At Austin Women’s Health Center, we offer miscarriage management. Miscarriage means the loss of pregnancy before 20 weeks. There are a few miscarriage options, and depending on the type of miscarriage and your circumstances, a provider can help you decide which option is best for you.
Miscarriages are relatively common; about 10-20% of known pregnancies end in miscarriage. According to Mayo Clinic, this number may be higher because miscarriages are common before many people know they are pregnant. However, a miscarriage is not your fault! There are myriad reasons why miscarriages occur.
As part of Austin Women’s Health Center’s Early Pregnancy Assessment Clinic, we offer an early diagnosis of miscarriage or ectopic pregnancy, medical management of early pregnancy loss, in-office surgical management of early pregnancy loss, and in-office surgical management of fetal demise.
Usually, if there is no indication for surgical treatment of a miscarriage, people may choose between the following options:
- Expectant management,
- Medical management,
- Surgical management.
Miscarriage Management Options
Choosing to wait for a miscarriage to complete on its own is called expectant management. If a miscarriage takes too long and the process has not been completed, meaning you have passed some but not all of the pregnancy tissue, your provider might recommend other miscarriage management options. A provider can detect an incomplete miscarriage through an ultrasound. Which option is best for you may depend on the type of miscarriage you are experiencing.
Miscarriage Management with Medicine
Your provider may suggest medical management of a miscarriage using the medications Misoprostol and Mifepristone. Medicine can speed up the process of passing tissue. The process usually takes a few hours or up to two days with medication, which can be issued in-office, but you can complete the process at home.
Depending on your protocol, you might take the medicine orally or vaginally. The combination of these two medications is more effective than Misoprostol alone and is effective at a rate of 84% on day two. Most people who chose medical management for their miscarriage were satisfied with their choice.

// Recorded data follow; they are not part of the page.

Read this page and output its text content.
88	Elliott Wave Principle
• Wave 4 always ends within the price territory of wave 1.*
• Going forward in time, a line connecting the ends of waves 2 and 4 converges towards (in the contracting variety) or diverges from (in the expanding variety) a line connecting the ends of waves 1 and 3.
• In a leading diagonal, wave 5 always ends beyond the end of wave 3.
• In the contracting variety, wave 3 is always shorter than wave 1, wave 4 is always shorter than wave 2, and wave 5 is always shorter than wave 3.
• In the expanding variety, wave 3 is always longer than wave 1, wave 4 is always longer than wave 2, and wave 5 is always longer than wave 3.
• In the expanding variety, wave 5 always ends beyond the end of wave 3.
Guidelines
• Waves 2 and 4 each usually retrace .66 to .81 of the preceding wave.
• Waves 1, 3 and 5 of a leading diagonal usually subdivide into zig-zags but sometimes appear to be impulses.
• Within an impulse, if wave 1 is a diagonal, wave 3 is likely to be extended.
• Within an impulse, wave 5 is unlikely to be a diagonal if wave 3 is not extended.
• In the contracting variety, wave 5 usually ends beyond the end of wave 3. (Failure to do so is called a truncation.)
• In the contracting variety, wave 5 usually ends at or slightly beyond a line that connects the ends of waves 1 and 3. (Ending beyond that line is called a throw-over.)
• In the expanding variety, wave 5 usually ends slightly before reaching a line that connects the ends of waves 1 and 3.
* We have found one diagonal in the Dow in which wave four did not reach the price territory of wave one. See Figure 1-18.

Misoprostol has side effects, such as nausea, vomiting, and diarrhea, which will likely subside after a day. Bleeding is normal after two to three weeks and should gradually decrease.
On the rare chance that medical management of a miscarriage is ineffective or for another reason identified by you or a doctor, your provider might recommend surgical management for a miscarriage.
Your provider might suggest surgical management if your pregnancy is over ten weeks gestation. Surgical management is a minor procedure known as dilation and curettage (D&C), performed under general anesthesia. If you are bleeding heavily, a provider may also advise a D&C. You may have a D&C in-office, in-hospital, or in a clinic. The procedure usually only lasts 10-15 minutes. During the process, a provider dilates the cervix and then uses a surgical instrument called a curette to either suction or remove the remaining uterine tissue. Surgical management of a miscarriage is successful in 95-100% of cases.
Most people are discharged a few hours after the procedure. After a D&C, you may experience painful cramping initially that shouldn’t last longer than a day. You can most likely resume normal activities within a few days. Light cramping and bleeding are expected within two weeks, and you should not insert anything into the vagina during this time. A provider will likely prescribe antibiotics and possibly pain medication to help ease any discomfort.
Surgical Management of Fetal Demise
When there is a fetal death at or after 20 weeks gestation, it is called fetal demise. Fetal demise can be diagnosed when an ultrasound shows no fetal heart activity. According to the CDC, fetal demise affects 1 in 160 pregnancies yearly. Fetal demise is often referred to as a stillbirth.
Management for fetal demise up to 24 weeks can entail surgical evacuation. Surgical evacuation is the most common choice for fetal demise; it involves removing the pregnancy through the cervix. Different ways to open the cervix depend on the length of pregnancy and other circumstances.
After surgical evacuation, a normal recovery includes irregular bleeding or spotting for the first two weeks and cramping for the first two weeks.
After Your Miscarriage
Miscarriage is a sensitive time. Just as physical pain may vary from person to person, emotional pain may differ between individuals. For some, miscarriage can be heartbreaking with a long-lasting emotional imprint. Help is available for the range of experiences that miscarriages may illicit.
At AWHC, we offer grief and loss counseling as part of our Early Pregnancy Assessment Clinic because we know it’s common to experience a spectrum of emotions during and after a miscarriage. For example, you might experience shock, sadness, guilt, anger, relief, or grief. However you might be feeling, your emotions are valid.
We provide our patient’s compassionate care at every step, from diagnosis to grief and loss counseling after a miscarriage.